Imaginative strategies have to be implemented to get an otherwise
simple device to move leaves from one place to another. If the blower
is held too high, there are problems. Or if the angle is too steep, or
if you stand in one spot too long – these things create problems that
quickly defeat the objective at hand. Nope, the goal of removing leaves
takes an on-going coordinated attack from many different directions,
accompanied by retreats and continual movement over the same area.
Despite using the full capability of the human brain, the job is rarely
100% successful, and it is not the fault of man or machine – it is
purely a fact caused by the physics of our planet.
The same physics that stymies the leaf blower can be applied to
military action. Perhaps this is a poorly chosen comparison but it
comes to mind since I am wondering exactly what our military leaders
are gleaning from the prolonged street warfare in Iraq.
The exact same problems encountered with leaves are encountered when
using force to remove people. The blower, or in this case, the military
firepower has to be employed in identical ways to the blower, and no
matter how one advances while shooting the gun, the job is rarely 100%
successful. Leaves, or in this case, humans in the line of fire, will
follow the same pattern as leaves and scatter to the sides and roll
back along the flanks. In some cases, just as you see with a leaf
blower, some even come back straight back under your feet.
Obviously this has important implications for commanders on the ground
who have to understand that advancing in one direction will create a
natural vulnerability to counter-attack along the flanks. Advance too
far and the natural physics indicates that you will become surrounded
and require rescue.
It should be noted also that no matter how forceful the action with a
blower, there is always a recalcitrant leaf wedged under a crack in the
board. The same is true for people. Some people by twist of amazing
fate even survived the atomic attacks in Japan. To completely eliminate
any recalcitrant survivor requires a vigorous and focused attack,
perhaps needing more effort than a quick first-pass. With a leaf, you
could lean over and pick it out by hand, but in our military
comparison, this fact would suggest that advancing troops will
encounter groups of survivors impossibly wedged in a position as to
require huge resources to remove. Advance far enough and several
pockets of survivors will be in your midst leaving troops vulnerable to
hit-and-run tactics across the entire area.

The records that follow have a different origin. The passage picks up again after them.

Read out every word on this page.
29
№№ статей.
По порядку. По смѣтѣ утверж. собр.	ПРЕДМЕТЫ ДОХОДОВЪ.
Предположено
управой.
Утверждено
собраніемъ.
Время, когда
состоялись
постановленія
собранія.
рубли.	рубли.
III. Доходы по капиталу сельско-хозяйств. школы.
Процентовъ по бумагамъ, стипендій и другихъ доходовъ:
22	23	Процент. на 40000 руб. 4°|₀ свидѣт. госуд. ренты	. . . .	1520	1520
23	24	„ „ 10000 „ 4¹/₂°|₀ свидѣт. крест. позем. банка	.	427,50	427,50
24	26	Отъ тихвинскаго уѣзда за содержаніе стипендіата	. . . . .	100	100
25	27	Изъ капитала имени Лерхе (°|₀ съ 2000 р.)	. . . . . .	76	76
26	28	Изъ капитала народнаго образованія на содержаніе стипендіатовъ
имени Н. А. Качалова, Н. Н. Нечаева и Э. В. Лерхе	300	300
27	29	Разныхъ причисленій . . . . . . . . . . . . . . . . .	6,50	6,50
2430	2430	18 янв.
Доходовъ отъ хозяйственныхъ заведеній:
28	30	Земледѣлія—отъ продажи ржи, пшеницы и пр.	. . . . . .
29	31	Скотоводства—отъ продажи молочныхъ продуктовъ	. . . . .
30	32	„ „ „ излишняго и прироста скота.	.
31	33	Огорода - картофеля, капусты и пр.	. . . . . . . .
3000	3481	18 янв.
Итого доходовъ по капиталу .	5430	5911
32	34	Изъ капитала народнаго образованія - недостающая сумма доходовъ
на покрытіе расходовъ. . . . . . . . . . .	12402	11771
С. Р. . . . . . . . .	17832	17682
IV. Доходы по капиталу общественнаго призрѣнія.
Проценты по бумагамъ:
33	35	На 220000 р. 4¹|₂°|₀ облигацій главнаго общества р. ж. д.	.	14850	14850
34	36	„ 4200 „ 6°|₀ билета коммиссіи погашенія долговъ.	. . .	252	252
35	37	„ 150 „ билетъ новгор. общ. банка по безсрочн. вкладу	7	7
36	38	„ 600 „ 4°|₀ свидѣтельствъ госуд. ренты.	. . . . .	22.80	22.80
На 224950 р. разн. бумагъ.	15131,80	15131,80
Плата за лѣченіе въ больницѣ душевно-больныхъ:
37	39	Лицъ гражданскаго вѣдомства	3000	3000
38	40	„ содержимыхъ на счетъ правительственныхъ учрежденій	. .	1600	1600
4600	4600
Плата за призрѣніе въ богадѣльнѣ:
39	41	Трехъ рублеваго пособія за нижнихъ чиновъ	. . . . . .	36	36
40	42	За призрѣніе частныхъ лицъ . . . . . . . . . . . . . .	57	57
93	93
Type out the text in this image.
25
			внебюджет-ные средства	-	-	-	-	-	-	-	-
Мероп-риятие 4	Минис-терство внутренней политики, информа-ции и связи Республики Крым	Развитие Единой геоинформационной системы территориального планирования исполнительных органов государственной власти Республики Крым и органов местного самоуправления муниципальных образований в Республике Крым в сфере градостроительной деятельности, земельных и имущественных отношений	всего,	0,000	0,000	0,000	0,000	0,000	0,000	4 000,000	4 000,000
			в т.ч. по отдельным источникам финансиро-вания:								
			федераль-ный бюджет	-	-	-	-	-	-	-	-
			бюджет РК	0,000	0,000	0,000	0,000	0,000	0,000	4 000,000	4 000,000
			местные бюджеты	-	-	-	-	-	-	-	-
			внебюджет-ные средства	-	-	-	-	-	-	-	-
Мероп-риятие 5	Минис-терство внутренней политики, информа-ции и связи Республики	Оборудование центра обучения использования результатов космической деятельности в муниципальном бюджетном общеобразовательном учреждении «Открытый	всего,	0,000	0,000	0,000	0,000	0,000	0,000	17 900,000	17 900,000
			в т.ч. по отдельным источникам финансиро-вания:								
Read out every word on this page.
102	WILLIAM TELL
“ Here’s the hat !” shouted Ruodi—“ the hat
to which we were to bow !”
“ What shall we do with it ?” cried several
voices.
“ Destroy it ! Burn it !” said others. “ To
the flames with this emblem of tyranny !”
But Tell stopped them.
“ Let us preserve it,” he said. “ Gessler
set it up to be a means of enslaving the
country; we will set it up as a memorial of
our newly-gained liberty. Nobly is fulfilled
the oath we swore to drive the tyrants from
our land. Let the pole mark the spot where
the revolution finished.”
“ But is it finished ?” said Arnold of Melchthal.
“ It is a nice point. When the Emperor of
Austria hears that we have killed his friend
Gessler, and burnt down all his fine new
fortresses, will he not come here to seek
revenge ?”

So it is safe to assume that a military attack cannot get 100% of the
humans for exactly the same reasons that a blower cannot get 100% of
the leaves. This bears out in another way. To move people requires the
troops to alternately advance and retreat while continually moving side
to side to make sure their advisories are kept out in front. This is
exactly the same action needed to corral leaves using a blower.
This objectification of war is not intended to shock or offend the
reader. It merely draws a commonality between military leaders and
homeowners when it comes to blasting away at adversaries. The problems
encountered by both will be unchanged until the physics of the planet
changes, at which time other physics will create a host of new niches
and problems that will have the final say in what happens here.